International AI governance is at risk of failure. Not through a lack of foresight, but because the present-day political economy of AI makes binding, enforceable coordination on many aspects of AI governance close to impossible.
Significant power imbalances have emerged in AI. Private corporations, rather than states, increasingly control access to cutting-edge computational power, frontier models and the research trajectories that define future capabilities. This remains the case even as lower-capability AI diffuses globally.
The US and China are engaged in a contest for technological supremacy, with both nations seeing AI as essential to establishing or extending global geopolitical dominance. The so-called middle powers are betting growth strategies on AI development, with countries like the UK explicitly prioritizing innovation over regulation to maintain their position in a changing global economy.
But while AI governance activity has accelerated as a result of these imperatives, most existing efforts are limited to transparency, risk classification or voluntary restraint. Few seek to constrain the development of frontier capabilities, cross-border deployment or military and defence integration.
While limited coordination is possible in narrow domains, the problem of global AI governance is not going to be solved by better-designed summits or clearer sets of principles alone. At the frontier, there is a fundamental misalignment among the main players. Nations chasing growth are unwilling to countenance regulatory friction. Geopolitical rivals cannot trust mutual constraints on military capabilities. Recent governance efforts – ranging from legislative developments to non-binding codes – risk documenting this reality, instead of shaping it.
Proponents of inclusive, effective and global AI governance must confront a difficult truth: that rapid progress towards global AI governance may only become politically feasible when the costs of inaction become too great.
An AI crisis could take one of several forms. Financial markets frozen by cascading AI failures. Autonomous weapons systems crossing ‘red lines’, forcing a deadly response. Model failures demonstrating a clear gap between assumed and actual human control.
Such damaging, high-visibility moments may create a situation in which resistance to change collapses, and the type of coordination previously thought impossible becomes both feasible and essential. Not because decision-makers suddenly develop foresight and flexibility, but because crisis conditions compress decision timelines, weaken vetoes and elevate coordination as a solution.
International governance regimes have rarely emerged from foresight alone. Instead, they have been forged as a response to systemic failure. For example, the Chernobyl disaster catalysed the development of international nuclear safety norms and transparency obligations. The 2008 global financial crisis resulted in new macroprudential regulation, stronger capital requirements and coordinated oversight mechanisms. In both cases, risks long understood by experts became governable only once a tangible failure collapsed political resistance and recast inaction as unacceptable.

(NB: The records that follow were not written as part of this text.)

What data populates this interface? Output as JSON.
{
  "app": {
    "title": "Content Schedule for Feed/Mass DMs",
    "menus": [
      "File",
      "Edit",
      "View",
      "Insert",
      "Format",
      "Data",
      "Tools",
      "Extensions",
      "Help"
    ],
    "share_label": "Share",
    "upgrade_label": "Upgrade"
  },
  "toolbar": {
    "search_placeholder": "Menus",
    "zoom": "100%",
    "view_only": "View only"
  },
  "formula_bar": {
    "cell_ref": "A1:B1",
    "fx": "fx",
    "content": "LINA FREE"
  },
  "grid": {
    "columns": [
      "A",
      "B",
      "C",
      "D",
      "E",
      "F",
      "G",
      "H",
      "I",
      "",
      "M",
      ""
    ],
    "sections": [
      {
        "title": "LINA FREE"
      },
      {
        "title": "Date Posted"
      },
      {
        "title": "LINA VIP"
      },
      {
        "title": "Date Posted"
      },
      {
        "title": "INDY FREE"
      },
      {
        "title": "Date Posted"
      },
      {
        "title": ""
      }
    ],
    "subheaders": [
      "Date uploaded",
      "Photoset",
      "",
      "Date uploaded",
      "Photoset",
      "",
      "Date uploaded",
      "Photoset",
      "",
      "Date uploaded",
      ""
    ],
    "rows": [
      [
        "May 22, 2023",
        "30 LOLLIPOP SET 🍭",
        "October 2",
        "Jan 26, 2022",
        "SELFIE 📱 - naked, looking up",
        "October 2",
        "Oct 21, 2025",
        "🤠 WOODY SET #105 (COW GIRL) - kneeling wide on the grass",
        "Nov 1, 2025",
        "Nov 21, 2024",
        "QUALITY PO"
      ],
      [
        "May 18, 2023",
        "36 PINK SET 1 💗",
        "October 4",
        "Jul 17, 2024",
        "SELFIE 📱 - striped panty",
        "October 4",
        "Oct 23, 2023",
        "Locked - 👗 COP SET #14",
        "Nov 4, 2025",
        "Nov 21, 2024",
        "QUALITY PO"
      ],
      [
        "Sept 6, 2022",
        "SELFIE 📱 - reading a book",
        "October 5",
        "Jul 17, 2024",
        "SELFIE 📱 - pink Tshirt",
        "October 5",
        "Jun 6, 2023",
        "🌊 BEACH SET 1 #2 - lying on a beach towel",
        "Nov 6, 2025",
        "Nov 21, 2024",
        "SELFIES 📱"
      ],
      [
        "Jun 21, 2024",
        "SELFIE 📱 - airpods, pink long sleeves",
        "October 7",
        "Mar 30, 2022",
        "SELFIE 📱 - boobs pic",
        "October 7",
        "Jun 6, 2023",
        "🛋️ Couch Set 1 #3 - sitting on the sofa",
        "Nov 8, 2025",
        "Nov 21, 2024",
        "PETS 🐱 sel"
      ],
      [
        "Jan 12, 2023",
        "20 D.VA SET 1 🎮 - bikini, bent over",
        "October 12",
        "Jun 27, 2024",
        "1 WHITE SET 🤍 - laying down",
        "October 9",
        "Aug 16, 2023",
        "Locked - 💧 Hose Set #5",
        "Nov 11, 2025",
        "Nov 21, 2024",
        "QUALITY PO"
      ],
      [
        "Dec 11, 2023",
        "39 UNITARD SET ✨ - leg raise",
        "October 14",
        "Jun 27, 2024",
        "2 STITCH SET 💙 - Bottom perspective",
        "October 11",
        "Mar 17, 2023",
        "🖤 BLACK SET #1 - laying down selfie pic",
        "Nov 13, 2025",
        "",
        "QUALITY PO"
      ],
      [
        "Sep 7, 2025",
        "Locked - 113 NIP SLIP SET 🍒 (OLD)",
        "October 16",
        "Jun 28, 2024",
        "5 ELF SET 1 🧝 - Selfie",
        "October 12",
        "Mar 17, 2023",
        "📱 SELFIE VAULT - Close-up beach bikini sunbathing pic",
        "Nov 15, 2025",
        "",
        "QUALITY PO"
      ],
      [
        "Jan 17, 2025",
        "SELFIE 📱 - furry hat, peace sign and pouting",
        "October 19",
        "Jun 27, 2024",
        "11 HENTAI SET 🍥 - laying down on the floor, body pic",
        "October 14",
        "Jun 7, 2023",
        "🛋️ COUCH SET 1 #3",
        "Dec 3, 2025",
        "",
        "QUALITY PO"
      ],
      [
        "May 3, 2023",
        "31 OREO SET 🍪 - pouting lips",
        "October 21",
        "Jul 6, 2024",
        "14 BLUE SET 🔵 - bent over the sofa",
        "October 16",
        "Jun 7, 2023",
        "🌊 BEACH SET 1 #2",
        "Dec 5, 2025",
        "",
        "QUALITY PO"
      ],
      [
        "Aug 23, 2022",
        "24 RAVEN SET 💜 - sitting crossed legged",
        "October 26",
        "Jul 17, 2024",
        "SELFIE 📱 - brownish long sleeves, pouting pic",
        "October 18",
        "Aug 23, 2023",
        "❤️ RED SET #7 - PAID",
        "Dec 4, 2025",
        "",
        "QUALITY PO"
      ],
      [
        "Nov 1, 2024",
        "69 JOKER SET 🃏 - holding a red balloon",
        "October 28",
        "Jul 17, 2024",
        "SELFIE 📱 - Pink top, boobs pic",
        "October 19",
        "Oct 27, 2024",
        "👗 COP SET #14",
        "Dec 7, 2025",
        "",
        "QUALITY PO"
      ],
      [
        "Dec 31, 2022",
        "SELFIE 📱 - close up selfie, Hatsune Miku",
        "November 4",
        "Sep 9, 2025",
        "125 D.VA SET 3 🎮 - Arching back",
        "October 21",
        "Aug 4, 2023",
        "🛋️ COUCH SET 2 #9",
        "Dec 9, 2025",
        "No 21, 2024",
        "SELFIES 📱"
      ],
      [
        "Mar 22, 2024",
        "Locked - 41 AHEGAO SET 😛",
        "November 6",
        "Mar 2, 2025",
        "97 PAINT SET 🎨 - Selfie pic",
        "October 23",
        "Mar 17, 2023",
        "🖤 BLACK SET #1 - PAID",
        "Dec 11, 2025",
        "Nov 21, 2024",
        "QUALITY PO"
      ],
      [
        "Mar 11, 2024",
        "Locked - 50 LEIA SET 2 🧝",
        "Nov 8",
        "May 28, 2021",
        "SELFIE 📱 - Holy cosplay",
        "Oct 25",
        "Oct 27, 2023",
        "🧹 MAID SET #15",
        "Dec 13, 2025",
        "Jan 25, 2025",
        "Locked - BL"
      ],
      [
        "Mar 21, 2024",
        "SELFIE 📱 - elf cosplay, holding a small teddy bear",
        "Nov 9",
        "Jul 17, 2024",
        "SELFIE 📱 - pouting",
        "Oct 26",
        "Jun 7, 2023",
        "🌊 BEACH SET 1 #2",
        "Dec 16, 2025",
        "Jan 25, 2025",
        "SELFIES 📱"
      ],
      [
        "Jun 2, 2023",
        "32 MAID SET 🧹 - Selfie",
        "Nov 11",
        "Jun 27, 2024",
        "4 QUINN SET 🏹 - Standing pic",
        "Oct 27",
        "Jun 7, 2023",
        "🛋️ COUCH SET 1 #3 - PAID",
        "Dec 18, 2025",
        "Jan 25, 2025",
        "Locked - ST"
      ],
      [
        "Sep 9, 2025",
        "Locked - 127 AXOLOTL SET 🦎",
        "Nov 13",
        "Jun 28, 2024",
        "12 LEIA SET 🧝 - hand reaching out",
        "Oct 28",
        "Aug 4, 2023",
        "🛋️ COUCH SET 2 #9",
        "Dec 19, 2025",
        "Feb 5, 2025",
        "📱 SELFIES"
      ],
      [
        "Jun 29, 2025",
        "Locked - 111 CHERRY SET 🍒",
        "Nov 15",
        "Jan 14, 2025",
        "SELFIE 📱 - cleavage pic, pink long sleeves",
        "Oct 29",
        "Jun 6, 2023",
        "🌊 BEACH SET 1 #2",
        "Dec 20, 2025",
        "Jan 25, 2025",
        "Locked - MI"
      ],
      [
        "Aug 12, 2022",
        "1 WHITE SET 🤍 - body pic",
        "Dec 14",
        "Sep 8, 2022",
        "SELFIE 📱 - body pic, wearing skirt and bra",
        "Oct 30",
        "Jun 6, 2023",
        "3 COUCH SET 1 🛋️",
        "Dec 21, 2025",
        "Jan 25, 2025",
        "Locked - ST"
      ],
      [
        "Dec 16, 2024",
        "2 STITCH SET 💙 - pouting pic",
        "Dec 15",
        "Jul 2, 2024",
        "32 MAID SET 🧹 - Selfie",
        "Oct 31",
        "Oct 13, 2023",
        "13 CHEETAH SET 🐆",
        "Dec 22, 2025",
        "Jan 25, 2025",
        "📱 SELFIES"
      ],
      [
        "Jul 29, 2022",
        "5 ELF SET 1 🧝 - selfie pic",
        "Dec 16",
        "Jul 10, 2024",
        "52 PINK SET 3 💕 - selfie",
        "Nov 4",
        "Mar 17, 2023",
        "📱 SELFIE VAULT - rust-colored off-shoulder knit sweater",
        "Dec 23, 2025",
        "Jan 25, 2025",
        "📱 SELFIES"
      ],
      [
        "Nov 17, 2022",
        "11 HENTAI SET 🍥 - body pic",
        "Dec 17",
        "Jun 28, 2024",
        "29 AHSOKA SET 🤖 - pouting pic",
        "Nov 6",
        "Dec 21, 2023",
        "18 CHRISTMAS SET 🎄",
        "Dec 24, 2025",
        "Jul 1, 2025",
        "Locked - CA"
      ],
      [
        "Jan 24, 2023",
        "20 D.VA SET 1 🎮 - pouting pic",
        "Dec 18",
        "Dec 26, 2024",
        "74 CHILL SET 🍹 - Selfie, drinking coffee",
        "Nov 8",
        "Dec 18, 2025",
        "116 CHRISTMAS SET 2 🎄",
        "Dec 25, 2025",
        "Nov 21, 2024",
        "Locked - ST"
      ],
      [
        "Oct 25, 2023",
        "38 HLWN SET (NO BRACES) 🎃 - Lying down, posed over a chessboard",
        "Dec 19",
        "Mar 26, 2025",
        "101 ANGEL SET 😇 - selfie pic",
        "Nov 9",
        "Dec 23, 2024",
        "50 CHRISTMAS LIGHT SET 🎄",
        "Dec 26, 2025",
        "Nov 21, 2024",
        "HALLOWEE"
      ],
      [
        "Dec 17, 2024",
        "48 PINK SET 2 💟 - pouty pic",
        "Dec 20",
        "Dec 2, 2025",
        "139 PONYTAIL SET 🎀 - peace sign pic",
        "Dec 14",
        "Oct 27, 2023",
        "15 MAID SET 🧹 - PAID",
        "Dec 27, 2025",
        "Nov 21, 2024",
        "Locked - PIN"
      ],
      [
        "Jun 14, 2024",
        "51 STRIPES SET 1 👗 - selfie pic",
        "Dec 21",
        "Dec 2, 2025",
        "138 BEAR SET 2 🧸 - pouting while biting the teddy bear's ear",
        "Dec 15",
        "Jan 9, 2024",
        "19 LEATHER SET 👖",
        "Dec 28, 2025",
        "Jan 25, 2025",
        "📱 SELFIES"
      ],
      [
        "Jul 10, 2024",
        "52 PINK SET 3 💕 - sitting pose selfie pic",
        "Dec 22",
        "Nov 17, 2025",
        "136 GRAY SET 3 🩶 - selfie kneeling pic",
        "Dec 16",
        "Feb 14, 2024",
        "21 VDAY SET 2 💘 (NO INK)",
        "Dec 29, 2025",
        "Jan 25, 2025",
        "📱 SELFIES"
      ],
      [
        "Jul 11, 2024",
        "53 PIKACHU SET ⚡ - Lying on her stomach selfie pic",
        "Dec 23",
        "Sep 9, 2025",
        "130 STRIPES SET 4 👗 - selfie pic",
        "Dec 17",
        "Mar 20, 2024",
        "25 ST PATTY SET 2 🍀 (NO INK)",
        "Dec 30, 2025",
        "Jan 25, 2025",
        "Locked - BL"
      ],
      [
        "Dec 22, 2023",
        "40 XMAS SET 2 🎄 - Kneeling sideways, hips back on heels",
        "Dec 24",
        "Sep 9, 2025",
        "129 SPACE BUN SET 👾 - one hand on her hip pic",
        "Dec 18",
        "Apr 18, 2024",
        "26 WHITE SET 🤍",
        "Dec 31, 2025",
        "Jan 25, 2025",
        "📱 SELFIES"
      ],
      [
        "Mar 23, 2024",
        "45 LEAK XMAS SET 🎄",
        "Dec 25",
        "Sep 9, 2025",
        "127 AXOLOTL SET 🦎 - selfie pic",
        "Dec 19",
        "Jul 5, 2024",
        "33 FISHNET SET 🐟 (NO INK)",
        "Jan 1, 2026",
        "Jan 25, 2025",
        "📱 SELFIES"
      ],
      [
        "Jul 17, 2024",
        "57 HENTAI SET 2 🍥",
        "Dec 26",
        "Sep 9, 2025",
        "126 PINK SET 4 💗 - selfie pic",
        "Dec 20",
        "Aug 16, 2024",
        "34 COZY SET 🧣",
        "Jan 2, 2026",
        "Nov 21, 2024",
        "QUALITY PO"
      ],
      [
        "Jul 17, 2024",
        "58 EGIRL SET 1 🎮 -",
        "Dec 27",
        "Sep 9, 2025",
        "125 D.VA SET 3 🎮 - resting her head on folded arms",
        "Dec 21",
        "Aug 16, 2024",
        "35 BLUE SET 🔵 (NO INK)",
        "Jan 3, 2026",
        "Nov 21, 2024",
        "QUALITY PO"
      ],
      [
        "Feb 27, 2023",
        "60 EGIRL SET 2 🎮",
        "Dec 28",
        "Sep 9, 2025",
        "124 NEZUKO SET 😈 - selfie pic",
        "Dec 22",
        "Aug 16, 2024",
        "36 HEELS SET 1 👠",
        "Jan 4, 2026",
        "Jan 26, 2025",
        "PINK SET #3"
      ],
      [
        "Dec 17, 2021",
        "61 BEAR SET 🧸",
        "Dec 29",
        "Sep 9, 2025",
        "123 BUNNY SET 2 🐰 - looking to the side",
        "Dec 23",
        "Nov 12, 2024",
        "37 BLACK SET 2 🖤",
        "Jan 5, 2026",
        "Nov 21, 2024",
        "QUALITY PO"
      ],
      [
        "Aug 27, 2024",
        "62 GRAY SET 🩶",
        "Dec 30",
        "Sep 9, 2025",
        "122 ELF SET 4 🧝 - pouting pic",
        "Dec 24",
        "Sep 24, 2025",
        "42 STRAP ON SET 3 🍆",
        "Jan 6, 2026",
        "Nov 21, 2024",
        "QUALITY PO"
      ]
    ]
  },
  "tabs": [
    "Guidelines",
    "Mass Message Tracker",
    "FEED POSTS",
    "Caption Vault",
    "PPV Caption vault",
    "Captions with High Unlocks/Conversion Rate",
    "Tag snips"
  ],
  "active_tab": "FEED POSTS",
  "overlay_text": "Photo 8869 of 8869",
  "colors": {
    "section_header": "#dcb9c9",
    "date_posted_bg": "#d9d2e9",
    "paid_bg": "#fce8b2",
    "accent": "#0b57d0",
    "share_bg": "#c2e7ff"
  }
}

History suggests that nations, institutions and companies that position themselves to respond strategically to a global AI crisis of any nature will be better prepared to shape the development of post-crisis governance. Those who are unprepared, ill-equipped or excluded will have policy change imposed on them. In the past, crises have not reliably produced good governance. But they do frequently produce governance of some kind. Whether that governance is effective, equitable or durable depends heavily on the institutional and technical preparation that precedes the shock. If the world waits for perfect alignment or voluntary restraint, AI governance will arrive too late – if at all. If it waits for crisis without preparing, a system of governance will emerge, but may be badly designed and prone to failure.